US 12,087,320 B1
	Acoustic event detection
Qin Zhang, Boston, MA (US); Qingming Tang, Cambridge, MA (US); Ming Sun, Winchester, MA (US); Chao Wang, Netwon, MA (US); Steve Mark Lorusso, Weston, MA (US); Andrew Thomas Bydlon, Cambridge, MA (US); James Garnet Droppo, Carnation, WA (US); Viktor Rozgic, Belmont, MA (US); Sripal Mehta, San Francisco, CA (US); and Yang Liu, Los Altos, CA (US)
Assigned to Amazon Technologies, Inc., Seattle, WA (US)
Filed by Amazon Technologies, Inc., Seattle, WA (US)
Filed on Feb. 14, 2022, as Appl. No. 17/671,194.
Int. Cl. G10L 25/51 (2013.01); G10L 15/18 (2013.01); G10L 15/22 (2006.01); G10L 15/30 (2013.01)

CPC G10L 25/51 (2013.01) [G10L 15/1815 (2013.01); G10L 15/22 (2013.01); G10L 15/30 (2013.01)]

20 Claims

1. A computer-implemented method comprising:

receiving a first user input representing a first natural language description of a first acoustic event to be detected for a user profile;

determining, using graph data, first audio embedding data corresponding to the first natural language description, the first audio embedding data being determined using audio data that was available prior to receipt of the first user input, and the graph data representing an association between at least the first audio embedding data and at least the first natural language description;

receiving, from a first device associated with the user profile, first audio data;

processing the first audio data with respect to the first audio embedding data to determine first similarity data;

based at least in part on the first similarity data, determining that the first audio data is a first potential sample of the first acoustic event;

in response to determining that the first audio data is the first potential sample, determining acoustic event profile data using the first audio data;

associating the acoustic event profile data with the user profile;

after determining the acoustic event profile data, receiving, from the first device, second audio data;

processing the second audio data with respect to the acoustic event profile data to determine second similarity data;

based at least in part on the second similarity data, determining that the second audio data represents occurrence of the first acoustic event; and

in response to the second audio data representing occurrence of the first acoustic event, sending, to a second device, first output data indicating that the first acoustic event occurred.

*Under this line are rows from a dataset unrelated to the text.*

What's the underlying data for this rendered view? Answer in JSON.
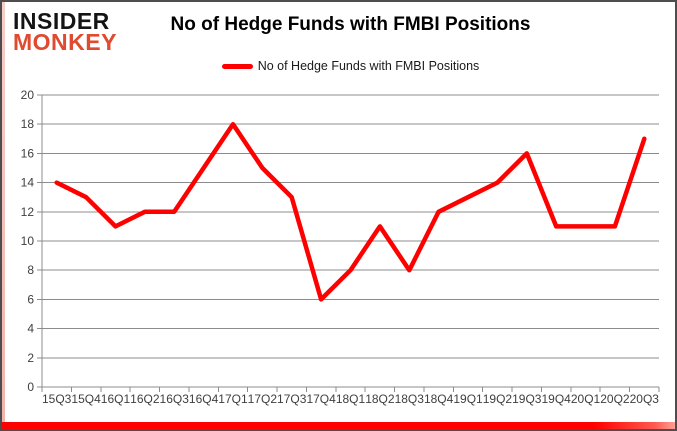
{
  "logo": {
    "line1": "INSIDER",
    "line2": "MONKEY"
  },
  "header": {
    "title": "No of Hedge Funds with FMBI Positions"
  },
  "legend": {
    "label": "No of Hedge Funds with FMBI Positions"
  },
  "chart_data": {
    "type": "line",
    "title": "No of Hedge Funds with FMBI Positions",
    "categories": [
      "15Q3",
      "15Q4",
      "16Q1",
      "16Q2",
      "16Q3",
      "16Q4",
      "17Q1",
      "17Q2",
      "17Q3",
      "17Q4",
      "18Q1",
      "18Q2",
      "18Q3",
      "18Q4",
      "19Q1",
      "19Q2",
      "19Q3",
      "19Q4",
      "20Q1",
      "20Q2",
      "20Q3"
    ],
    "series": [
      {
        "name": "No of Hedge Funds with FMBI Positions",
        "values": [
          14,
          13,
          11,
          12,
          12,
          15,
          18,
          15,
          13,
          6,
          8,
          11,
          8,
          12,
          13,
          14,
          16,
          11,
          11,
          11,
          17
        ]
      }
    ],
    "xlabel": "",
    "ylabel": "",
    "ylim": [
      0,
      20
    ],
    "yticks": [
      0,
      2,
      4,
      6,
      8,
      10,
      12,
      14,
      16,
      18,
      20
    ],
    "grid": true,
    "legend_position": "top-center",
    "line_color": "#ff0000",
    "line_width": 4.5,
    "gridline_color": "#8c8c8c",
    "axis_color": "#8c8c8c",
    "tick_label_color": "#3f3f3f"
  },
  "colors": {
    "logo_black": "#141414",
    "logo_red": "#e04a30",
    "accent_red": "#ff0000",
    "frame_border": "#4d4d4d",
    "bottom_bar_red": "#ff0000"
  }
}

5. A computer-implemented method comprising:

receiving a first user input representing a first natural language description corresponding to a first acoustic event to be detected;

determining, based at least in part on stored data, first audio data corresponding to the first natural language description, wherein the stored data was available prior to receipt of the first user input;

determining, using the first audio data, first acoustic event profile data corresponding to the first acoustic event, the first acoustic event profile data associated with a user profile;

after determining the first acoustic event profile data, receiving second audio data associated with the user profile;

determining first similarity data using the first acoustic event profile data and the second audio data;

based at least in part on the first similarity data, determining that the second audio data represents occurrence of the first acoustic event; and

causing presentation of first output data indicating occurrence of the first acoustic event.

13. A system comprising:

at least one processor; and

at least one memory including instructions that, when executed by the at least one processor, cause the system to:

receive a first user input representing a first natural language description corresponding to a first acoustic event to be detected;

determine, based at least in part on stored data, first audio data corresponding to the first natural language description, wherein the stored data was available prior to receipt of the first user input;

determine, using the first audio data, first acoustic event profile data corresponding to the first acoustic event, the first acoustic event profile data associated with a user profile;

after determining the first acoustic event profile data, receive second audio data associated with the user profile;

determine first similarity data using the first acoustic event profile data and the second audio data;

based at least in part on the first similarity data, determine that the second audio data represents occurrence of the first acoustic event; and

cause presentation of first output data indicating occurrence of the first acoustic event.